DEV Community

Cover image for Check links with HTTP::Simple
Tib
Tib

Posted on

Check links with HTTP::Simple

This is the sequel of Check links programmatically (with Perl)

This time, I use HTTP::Simple
Dancing

Rewrite with HTTP::Simple

I restarted from my previous simple code that was using <> (read file on command line or get input from |, split it by carriage return).

It's a loop, that get a link and prints "✓" or "✗" depending the status of the link.

HTTP::Simple provides almost the same API than LWP::Simple with slightly different behaviour and some extends.

So except the use HTTP::Simple and the usage of a surrounding eval, this is the same code.

(if something is unclear in the following code, check previous blog post)

#!/usr/bin/env perl

use open ':std', ':encoding(UTF-8)';
use Term::ANSIColor;
use HTTP::Simple;

$| = 1;

while(<>) {
    chomp;
    my $link = $_;
    print "Checking [$link]...";
    eval { get($link) };
    if($@) {
            print color('red') . " \x{2717}\n" . color('reset');
    } else {
            print color('green') . " \x{2713}\n" . color('reset');
    }
}
Enter fullscreen mode Exit fullscreen mode

Exceptions and status

Interesting enough, with HTTP::Simple, some functions are throwing exceptions. Read carefully the doc since some are throwing exceptions for connections and HTTP errors (like get) when others only for connections errors (like getprint)

Actually with this get method I can't retrieve easily the status. I could have printed the exception, but it also gives the line number where the exception occured and it is not very pretty.

I can get the status from getprint or getstore. Since I don't need to print nor store anything, it's a bit overkill, but I can probably handle this 😃. So I tried to use getstore($link, "/dev/null") but it was not well accepted 😁

My trick is then to use getprint and trash output using select. Here is the idea:

my $TRASH;
open($TRASH, '>', '/dev/null');

# Later in code
select $TRASH;
print "Trashed\n";
select STDOUT;
Enter fullscreen mode Exit fullscreen mode

Final code

Below are all the final code snippets.

The links are stored in a file, one per line:

http://cpantesters.org
https://img.shields.io/badge/Language-Perl-blue
https://www.perltutorial.org/
http://stratopan.com
https://www.perl.org/
Enter fullscreen mode Exit fullscreen mode

Beside I have my checklinks.pl:

#!/usr/bin/env perl

use open ':std', ':encoding(UTF-8)';
use Term::ANSIColor;
use HTTP::Simple;

my $TRASH;
open($TRASH, '>', '/dev/null');

$| = 1;

while(<>) {
    chomp;
    my $link = $_;
    print "Checking [$link]...";

    select $TRASH;
    my $status = getprint($link);
    select STDOUT;
    if(! is_success($status)) {
            print color('red') . " \x{2717} --> $status\n" . color('reset');
    } else {
            print color('green') . " \x{2713}\n" . color('reset');
    }
}
Enter fullscreen mode Exit fullscreen mode

Then I execute my link checker through a pipe:

$ cat links.txt | perl checklinks.pl
Enter fullscreen mode Exit fullscreen mode

And I get my pretty links checker report:
Check

Top comments (1)

Collapse
 
grinnz profile image
Dan Book

I have always felt the exception handling was a bit inconsistent. But glad the inconsistency was actually useful for you since the getprint handling was what you needed. You could also maybe getstore to a File::Temp temporary file path so you don't have to affect the global selected output handle.

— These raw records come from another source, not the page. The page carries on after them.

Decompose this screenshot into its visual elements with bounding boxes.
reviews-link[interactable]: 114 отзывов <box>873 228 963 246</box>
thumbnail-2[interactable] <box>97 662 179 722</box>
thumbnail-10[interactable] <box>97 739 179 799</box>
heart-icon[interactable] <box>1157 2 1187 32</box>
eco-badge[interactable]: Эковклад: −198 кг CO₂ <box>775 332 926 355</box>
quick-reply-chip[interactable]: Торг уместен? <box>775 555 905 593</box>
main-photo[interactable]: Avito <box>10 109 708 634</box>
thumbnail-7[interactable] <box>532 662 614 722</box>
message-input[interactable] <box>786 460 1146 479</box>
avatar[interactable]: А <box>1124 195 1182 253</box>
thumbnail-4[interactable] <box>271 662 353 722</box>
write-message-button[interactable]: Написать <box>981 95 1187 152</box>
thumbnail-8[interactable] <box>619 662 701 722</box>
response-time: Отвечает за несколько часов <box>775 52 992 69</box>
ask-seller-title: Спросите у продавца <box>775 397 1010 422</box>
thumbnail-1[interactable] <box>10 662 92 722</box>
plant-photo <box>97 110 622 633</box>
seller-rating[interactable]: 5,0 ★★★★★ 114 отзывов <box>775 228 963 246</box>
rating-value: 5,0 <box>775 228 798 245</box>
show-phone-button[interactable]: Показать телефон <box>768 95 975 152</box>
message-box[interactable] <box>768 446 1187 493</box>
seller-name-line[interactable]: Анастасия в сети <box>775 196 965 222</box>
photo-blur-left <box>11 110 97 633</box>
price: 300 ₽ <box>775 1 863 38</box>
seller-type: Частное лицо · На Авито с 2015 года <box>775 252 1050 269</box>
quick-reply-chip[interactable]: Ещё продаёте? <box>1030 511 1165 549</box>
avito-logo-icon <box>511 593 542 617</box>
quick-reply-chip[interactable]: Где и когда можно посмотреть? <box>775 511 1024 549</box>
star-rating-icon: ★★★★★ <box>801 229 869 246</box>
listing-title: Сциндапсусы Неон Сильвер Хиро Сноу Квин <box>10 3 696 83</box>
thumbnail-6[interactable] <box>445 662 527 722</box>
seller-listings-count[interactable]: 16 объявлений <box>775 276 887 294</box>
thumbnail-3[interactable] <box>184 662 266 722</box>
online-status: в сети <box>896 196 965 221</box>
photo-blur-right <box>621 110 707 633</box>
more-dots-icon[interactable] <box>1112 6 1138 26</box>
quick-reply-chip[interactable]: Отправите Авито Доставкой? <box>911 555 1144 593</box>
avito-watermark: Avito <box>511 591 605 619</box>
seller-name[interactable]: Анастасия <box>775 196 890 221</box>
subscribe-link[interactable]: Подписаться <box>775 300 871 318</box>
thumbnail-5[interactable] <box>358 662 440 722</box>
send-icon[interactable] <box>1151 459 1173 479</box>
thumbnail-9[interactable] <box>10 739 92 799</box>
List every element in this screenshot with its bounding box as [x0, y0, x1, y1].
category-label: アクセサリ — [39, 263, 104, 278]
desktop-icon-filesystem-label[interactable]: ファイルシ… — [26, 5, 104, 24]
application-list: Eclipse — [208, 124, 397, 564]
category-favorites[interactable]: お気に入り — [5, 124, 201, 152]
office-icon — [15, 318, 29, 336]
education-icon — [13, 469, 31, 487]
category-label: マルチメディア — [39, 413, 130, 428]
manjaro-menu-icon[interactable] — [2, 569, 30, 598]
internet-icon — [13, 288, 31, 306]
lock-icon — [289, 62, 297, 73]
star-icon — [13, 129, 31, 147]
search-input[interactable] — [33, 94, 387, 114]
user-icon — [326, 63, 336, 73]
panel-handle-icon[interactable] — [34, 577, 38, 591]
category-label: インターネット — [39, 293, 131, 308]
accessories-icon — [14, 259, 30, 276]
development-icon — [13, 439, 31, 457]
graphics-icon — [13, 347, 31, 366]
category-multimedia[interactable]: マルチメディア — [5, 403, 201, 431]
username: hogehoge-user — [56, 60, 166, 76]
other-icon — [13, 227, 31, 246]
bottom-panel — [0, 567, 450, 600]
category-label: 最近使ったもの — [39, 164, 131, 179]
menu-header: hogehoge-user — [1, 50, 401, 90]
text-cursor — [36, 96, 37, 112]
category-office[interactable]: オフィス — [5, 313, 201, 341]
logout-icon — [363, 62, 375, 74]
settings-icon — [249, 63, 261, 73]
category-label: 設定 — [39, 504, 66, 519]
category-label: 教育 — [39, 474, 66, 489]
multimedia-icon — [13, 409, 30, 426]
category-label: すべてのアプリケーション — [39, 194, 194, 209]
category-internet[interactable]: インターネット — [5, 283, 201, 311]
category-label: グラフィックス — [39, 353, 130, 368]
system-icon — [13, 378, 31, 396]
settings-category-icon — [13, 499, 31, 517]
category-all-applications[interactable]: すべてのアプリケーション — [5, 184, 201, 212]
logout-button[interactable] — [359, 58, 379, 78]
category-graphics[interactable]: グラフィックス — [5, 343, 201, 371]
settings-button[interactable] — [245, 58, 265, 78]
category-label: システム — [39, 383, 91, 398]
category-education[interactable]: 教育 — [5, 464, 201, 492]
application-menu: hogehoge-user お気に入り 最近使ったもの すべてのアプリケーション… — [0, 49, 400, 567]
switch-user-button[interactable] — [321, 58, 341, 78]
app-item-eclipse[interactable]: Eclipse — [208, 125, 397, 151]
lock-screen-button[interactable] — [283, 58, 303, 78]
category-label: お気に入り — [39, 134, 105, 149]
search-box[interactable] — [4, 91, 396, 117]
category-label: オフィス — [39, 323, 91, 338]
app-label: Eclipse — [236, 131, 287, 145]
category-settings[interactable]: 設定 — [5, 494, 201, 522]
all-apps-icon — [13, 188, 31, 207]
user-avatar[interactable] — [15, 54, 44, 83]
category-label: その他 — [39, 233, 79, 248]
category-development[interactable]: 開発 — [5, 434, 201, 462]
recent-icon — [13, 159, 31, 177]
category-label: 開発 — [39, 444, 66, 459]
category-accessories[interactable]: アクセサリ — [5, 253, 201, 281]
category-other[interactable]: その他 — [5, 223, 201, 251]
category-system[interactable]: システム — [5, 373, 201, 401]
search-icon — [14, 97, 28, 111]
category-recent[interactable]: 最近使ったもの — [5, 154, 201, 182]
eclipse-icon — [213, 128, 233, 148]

The reason getprint and getstore can return the HTTP status is because they don't need to return the content they retrieved. Trying to have get return anything more complicated strays a bit too far from "Simple". There's always the option to just use HTTP::Tiny yourself, the source of get and head are pretty small and should point you in the right direction.